Even on a train these days we've come to expect decent 3G coverage, and from London to Swindon, as I fiddled with my various devices on different networks, it looked as though it would be possible to get online pretty easily.
But as we headed further West and then into Wales, the periods where I got no signal - or no data signal at least - got longer and longer. Talking to various people who use that line a lot, I heard plenty of frustrations about the patchy coverage.
Filming in Cardiff the next day, we found a black spot, where the majority of our testers had failed to get a data signal in Roath, just a couple of miles from the city centre. Again, passers-by told us of their frustrations when using smartphones in the area.
On the way back from Cardiff, I hopped off the train at Didcot Parkway to meet one of the people who had downloaded the UK 3G survey app.
Chris Phillips is training to be a Church of England vicar at a college in the Oxfordshire village of Cuddesdon. He's also a devoted to his Android smartphone - though he's struggling to use many of its capabilities.

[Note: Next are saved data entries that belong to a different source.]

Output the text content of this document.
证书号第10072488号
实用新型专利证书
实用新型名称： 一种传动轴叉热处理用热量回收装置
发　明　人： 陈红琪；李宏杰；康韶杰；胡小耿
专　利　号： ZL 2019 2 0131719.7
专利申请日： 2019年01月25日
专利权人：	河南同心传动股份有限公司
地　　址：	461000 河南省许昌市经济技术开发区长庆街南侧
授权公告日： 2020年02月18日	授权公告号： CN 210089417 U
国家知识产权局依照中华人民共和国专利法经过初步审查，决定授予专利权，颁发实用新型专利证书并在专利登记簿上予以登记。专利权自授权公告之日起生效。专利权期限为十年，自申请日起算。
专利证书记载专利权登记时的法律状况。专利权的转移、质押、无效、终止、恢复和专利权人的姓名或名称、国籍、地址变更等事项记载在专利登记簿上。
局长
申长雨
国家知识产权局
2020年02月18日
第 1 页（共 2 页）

That's because the village - just a few miles from the M40 - appears to be among our 3G notspots. The bar chart in the 3G survey app on Chris's phone showed that he'd spent around two thirds of his time on 2G - the 3G bar probably reflects his journeys into Oxford for lectures.
When I asked him why on earth a trainee vicar needed 3G anyway, Chris answered with Christian forbearance: "In this day and age we need to keep in touch with the real world - just because we're training to serve the church it doesn't mean we don't need to know what's going on."
What struck me during this project was just how many people - from priest to plumbers to paediatricians - now see a mobile phone with a data connection as essential to their working lives.
We're not making huge claims for our mobile map - it is after all just a snapshot - but it may provide consumers and the mobile networks themselves with a better picture of the real state of coverage.
And ours is not the only source - a London-based startup called OpenSignalMaps, external has also been mapping 3G across the UK. They've kindly given us access to their data, collected from 30,000 users of their Android app. You can read more about their research here, external - but I've pulled out a couple of headlines.
They identified over 22,000 locations where no 3G signal was available - for the most part, as you'd expect, in rural areas. The highest concentration was in Gwynedd in North Wales, closely followed by Cumbria.
But in terms of the amount of time people are spending on 3G, they've got that at 58%, much lower than our 75%.
And their overall conclusion - like ours - is that while most of the big cities are well served by 3G, it can be a real challenge getting a decent connection elsewhere.
So, thanks to everyone who has made the effort to help chart the UK's mobile coverage. Let's hope the map will be useful not just to consumers, but to mobile operators trying to make sure that the notspots get ever smaller.